World Health Organization: Consequences of the current status of the use of medicines in children (environmental aspects)
The consequences of the current status of the use of medicines in children include the following:
- Wrong dosage causes short-term toxicity or treatment failure.
- Non-availability of appropriate paediatric formulations forces health care providers to resort to administering crushed tablets, dissolving tablets in solvents or administering the powder contained inside the capsule. Consequently, these formulations are administered without any data regarding their bio-availability, efficacy and toxicity.
- Formulations of strengths suitable for administration to neonates, infants and young children are not always available. Adult formulations therefore need to be diluted or administered in miniscule volumes over a period of time. This leads to administration errors (intravenous drips running fast, errors in dosage calculation and dilution), especially in circumstances that require urgent action (as in emergency units, premature units and paediatric and neonatal intensive care units).
- Inappropriate packages and lack of awareness among parents and caregivers about the methods to be used for prevention of injuries, accidents and poisoning lead to accidental poisoning in infants and small children.
- Medicines can interact with traditional and herbal medicines.

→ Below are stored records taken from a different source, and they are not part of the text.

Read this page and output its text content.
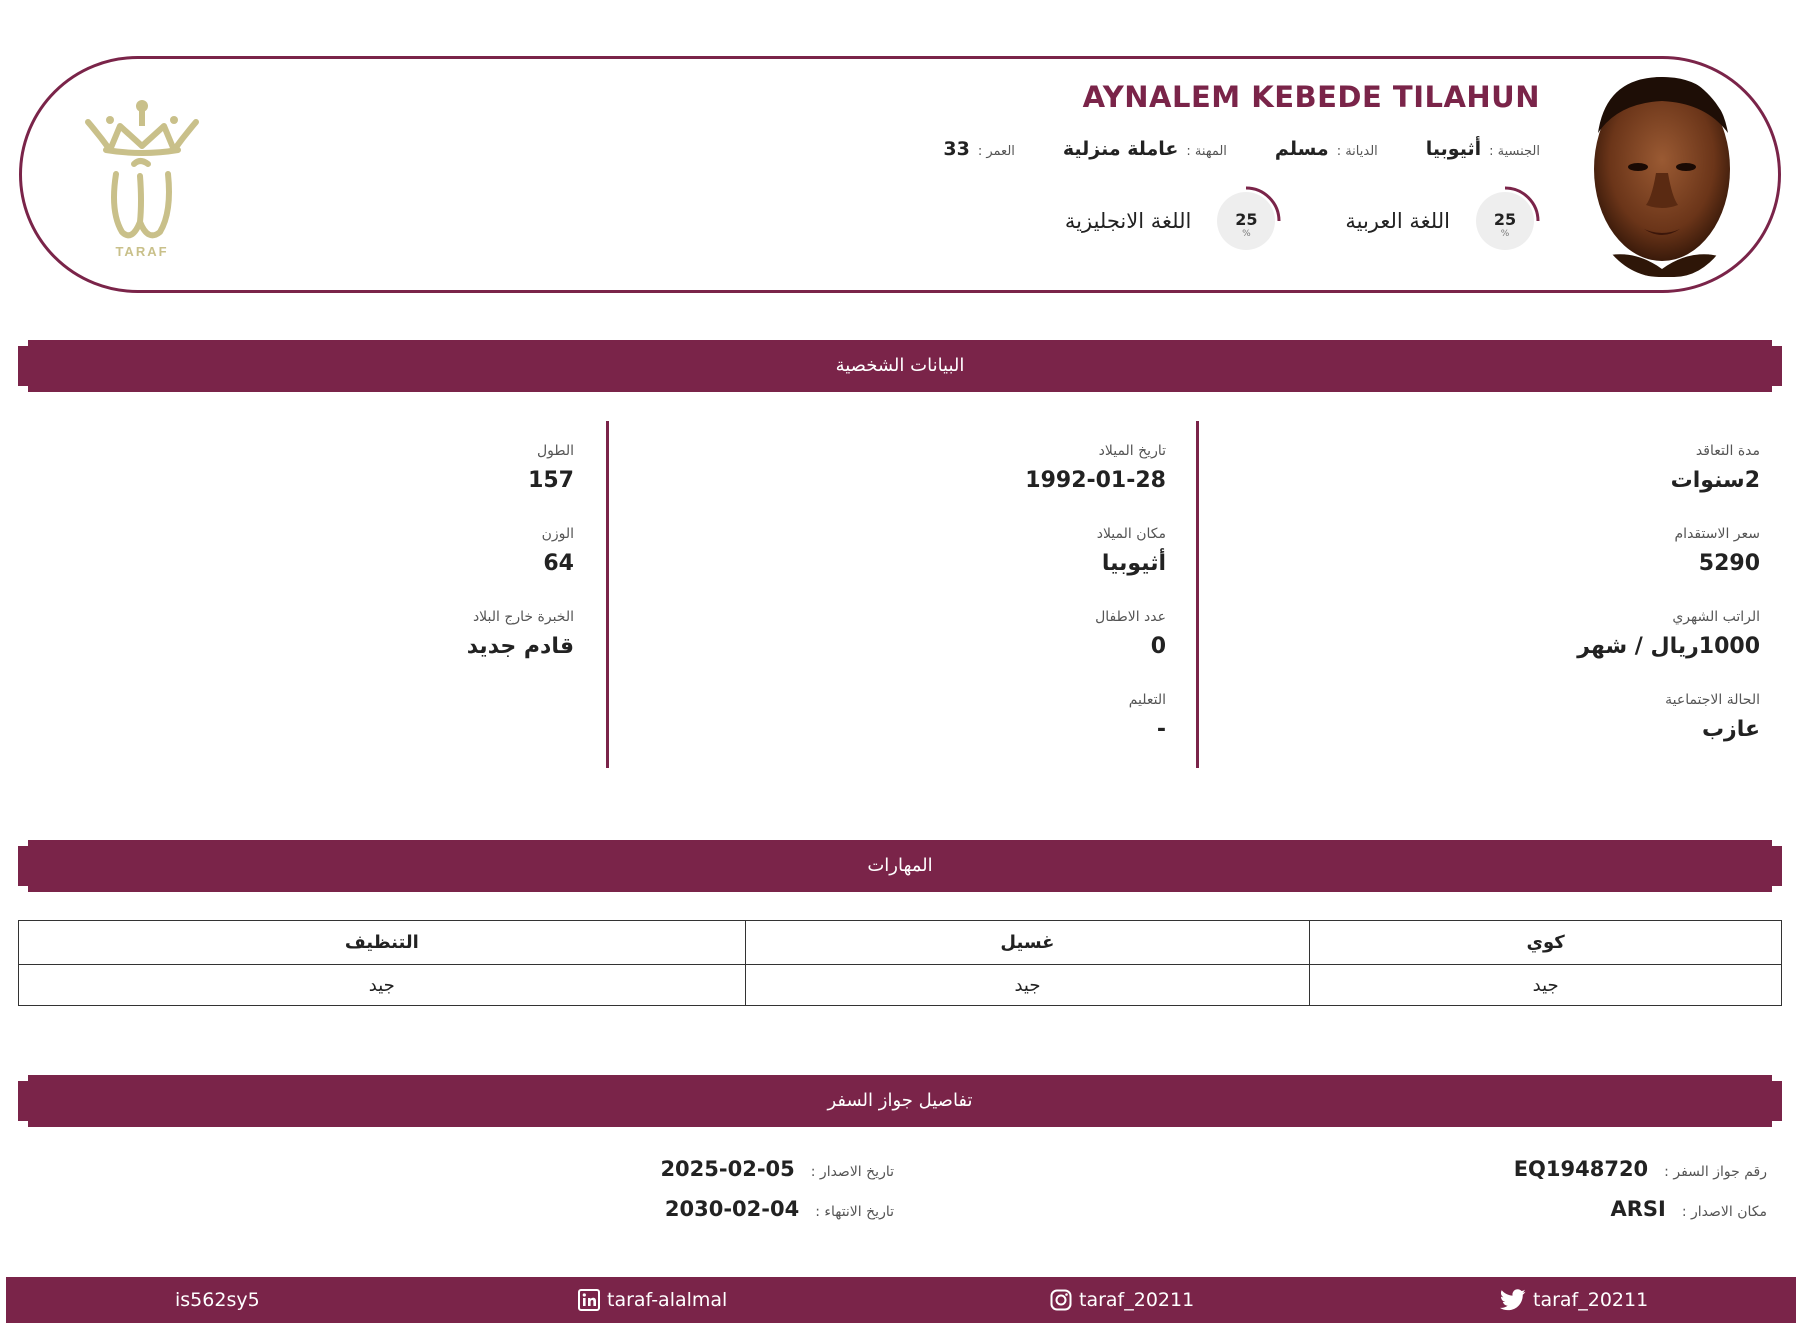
AYNALEM KEBEDE TILAHUN
الجنسية :
أثيوبيا
الديانة :
مسلم
المهنة :
عاملة منزلية
العمر :
33
25
%
اللغة العربية
25
%
اللغة الانجليزية
TARAF
البيانات الشخصية
مدة التعاقد
2سنوات
سعر الاستقدام
5290
الراتب الشهري
1000ريال / شهر
الحالة الاجتماعية
عازب
تاريخ الميلاد
1992-01-28
مكان الميلاد
أثيوبيا
عدد الاطفال
0
التعليم
-
الطول
157
الوزن
64
الخبرة خارج البلاد
قادم جديد
المهارات
كوي	غسيل	التنظيف
جيد	جيد	جيد
تفاصيل جواز السفر
رقم جواز السفر :
EQ1948720
مكان الاصدار :
ARSI
تاريخ الاصدار :
2025-02-05
تاريخ الانتهاء :
2030-02-04
taraf_20211
taraf_20211
taraf-alalmal
is562sy5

- Medicines may have long-term safety problems. For example, etanercept may increase susceptibility to tuberculosis, or long-term use of inhaled corticosteroids in early infancy may increase the risk of growth retardation and/or osteoporosis.
- In public health programmes in resource-poor countries, co-morbidity or malnutrition may exacerbate the toxicity. Dehydration is frequently associated with ibuprofen-induced renal failure and malnutrition with paracetamol hepatotoxicity.